What Cursor Loads Into AI Context
Cursor loads JSON and YAML config files into AI context by default. Those files often hold cloud tokens, database passwords, and deployment settings.
The risk is not careless use. It is the default setup. Every AI coding session that touches config files can send those files to Anthropic or OpenAI servers.
The developer intent is fine. They ask the AI to fix a database query. The query has a connection string. The AI sees it. That is the leak. It is a side effect of normal work. Policy rules alone cannot stop it reliably.
That is why adoption of Model Context Protocol tooling surged 340% in enterprise environments in Q4 2025. Teams need a technical fix. A new policy document is not enough.
The $12M Consequence
A financial services firm lost control of its proprietary trading algorithms. The algorithms went to an AI assistant's servers during a code review session.
The estimated cost: $12M (IBM Cost of Data Breach 2025, organizations with >10,000 employees). The firm could not un-disclose the data. It had to audit every transmitted file. It hired legal counsel on trade secret exposure. It ran a competitive damage review.
That is the worst case.
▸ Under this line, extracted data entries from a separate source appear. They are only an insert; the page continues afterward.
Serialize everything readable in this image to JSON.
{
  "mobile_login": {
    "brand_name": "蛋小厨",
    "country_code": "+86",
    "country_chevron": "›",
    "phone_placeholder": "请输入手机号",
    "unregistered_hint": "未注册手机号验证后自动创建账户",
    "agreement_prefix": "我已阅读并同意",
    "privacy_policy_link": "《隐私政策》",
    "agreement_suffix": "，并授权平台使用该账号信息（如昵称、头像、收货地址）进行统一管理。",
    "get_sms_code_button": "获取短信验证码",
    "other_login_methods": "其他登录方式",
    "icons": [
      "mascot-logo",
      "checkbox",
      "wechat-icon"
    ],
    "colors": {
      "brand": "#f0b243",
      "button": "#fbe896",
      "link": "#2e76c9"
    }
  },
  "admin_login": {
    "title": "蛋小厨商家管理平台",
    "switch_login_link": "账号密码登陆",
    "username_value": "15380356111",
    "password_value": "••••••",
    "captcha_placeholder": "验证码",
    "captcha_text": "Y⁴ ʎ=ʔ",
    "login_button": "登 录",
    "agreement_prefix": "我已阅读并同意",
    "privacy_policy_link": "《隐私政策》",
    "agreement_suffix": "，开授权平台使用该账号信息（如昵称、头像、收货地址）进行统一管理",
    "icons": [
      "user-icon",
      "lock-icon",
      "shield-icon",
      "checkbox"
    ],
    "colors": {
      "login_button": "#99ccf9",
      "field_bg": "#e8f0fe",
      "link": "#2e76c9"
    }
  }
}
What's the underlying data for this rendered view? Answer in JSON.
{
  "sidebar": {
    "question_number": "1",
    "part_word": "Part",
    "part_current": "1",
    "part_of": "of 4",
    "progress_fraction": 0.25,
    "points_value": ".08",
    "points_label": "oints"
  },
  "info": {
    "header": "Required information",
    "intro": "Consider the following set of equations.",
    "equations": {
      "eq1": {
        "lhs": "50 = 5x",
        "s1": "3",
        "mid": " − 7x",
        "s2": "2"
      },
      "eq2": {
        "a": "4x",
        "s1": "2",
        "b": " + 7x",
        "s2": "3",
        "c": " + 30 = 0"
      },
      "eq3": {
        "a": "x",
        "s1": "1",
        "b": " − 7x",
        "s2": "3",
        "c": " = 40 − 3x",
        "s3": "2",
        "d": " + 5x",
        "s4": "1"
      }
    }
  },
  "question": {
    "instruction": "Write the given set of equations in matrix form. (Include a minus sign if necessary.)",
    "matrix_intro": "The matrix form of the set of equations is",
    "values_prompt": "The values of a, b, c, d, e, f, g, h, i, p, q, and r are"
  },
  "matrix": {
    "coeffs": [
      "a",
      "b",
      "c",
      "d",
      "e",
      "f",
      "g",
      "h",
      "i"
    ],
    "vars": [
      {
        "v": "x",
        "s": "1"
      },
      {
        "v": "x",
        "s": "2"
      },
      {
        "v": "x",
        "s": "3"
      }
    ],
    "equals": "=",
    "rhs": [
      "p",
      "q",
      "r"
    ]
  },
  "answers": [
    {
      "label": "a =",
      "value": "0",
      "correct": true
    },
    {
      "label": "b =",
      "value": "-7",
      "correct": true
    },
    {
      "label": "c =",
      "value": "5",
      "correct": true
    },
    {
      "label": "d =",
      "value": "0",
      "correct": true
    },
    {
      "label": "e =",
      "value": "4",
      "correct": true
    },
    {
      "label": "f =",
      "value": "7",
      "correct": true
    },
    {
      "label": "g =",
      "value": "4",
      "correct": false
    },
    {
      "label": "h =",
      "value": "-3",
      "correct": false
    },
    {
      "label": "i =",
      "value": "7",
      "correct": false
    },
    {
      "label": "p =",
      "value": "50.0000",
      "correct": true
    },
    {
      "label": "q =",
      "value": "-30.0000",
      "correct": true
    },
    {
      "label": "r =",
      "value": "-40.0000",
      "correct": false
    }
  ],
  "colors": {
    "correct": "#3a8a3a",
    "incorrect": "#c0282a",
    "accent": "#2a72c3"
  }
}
The common case is smaller but it adds up fast. API keys get rotated after they show up in AI chat logs. Database passwords are cycled after appearing in tool records. OAuth tokens get revoked after screen recordings capture them. Each step takes staff time. The cost is real and rarely tracked.
How the Anonymization Layer Works
Model Context Protocol (MCP) adds a layer between the AI client and the AI model API. Every prompt goes through an anonymization engine before it hits the model.
Without protection: A developer writes a migration script. It has a connection string: postgres://admin:password@host:5432/db. The AI model gets that string as-is.
With the anonymization layer: The engine spots the string. It swaps it for a token — [DB_CONN_1]. The model sees the script's structure and logic. The credential stays local.
The reversible encryption option goes further. Customer IDs and product codes are encrypted and replaced with deterministic tokens. The AI returns a response that uses those tokens. The server decrypts the response and swaps the tokens back for real values. The developer reads actual identifiers. The AI model never saw them.
Setup and Developer Experience
For development teams, setup is a one-time task. Cursor and Claude Code are configured to route through a local proxy server. The server config defines which entity types to intercept:
- API keys
- Database connection strings
- Auth tokens
- AWS, Azure, and GCP credentials
- Private key headers
Teams can add custom patterns for internal service names or proprietary identifier formats.
From the developer's side, nothing changes. Autocomplete, code review, debugging help, and documentation generation all work as before. The proxy runs silently in the background.
Checkpoint Research's 2025 analysis flagged developer credential exposure as the highest-impact risk in AI coding tool deployments. That is the exact problem this architecture solves. It is a technical fix, not a policy reminder.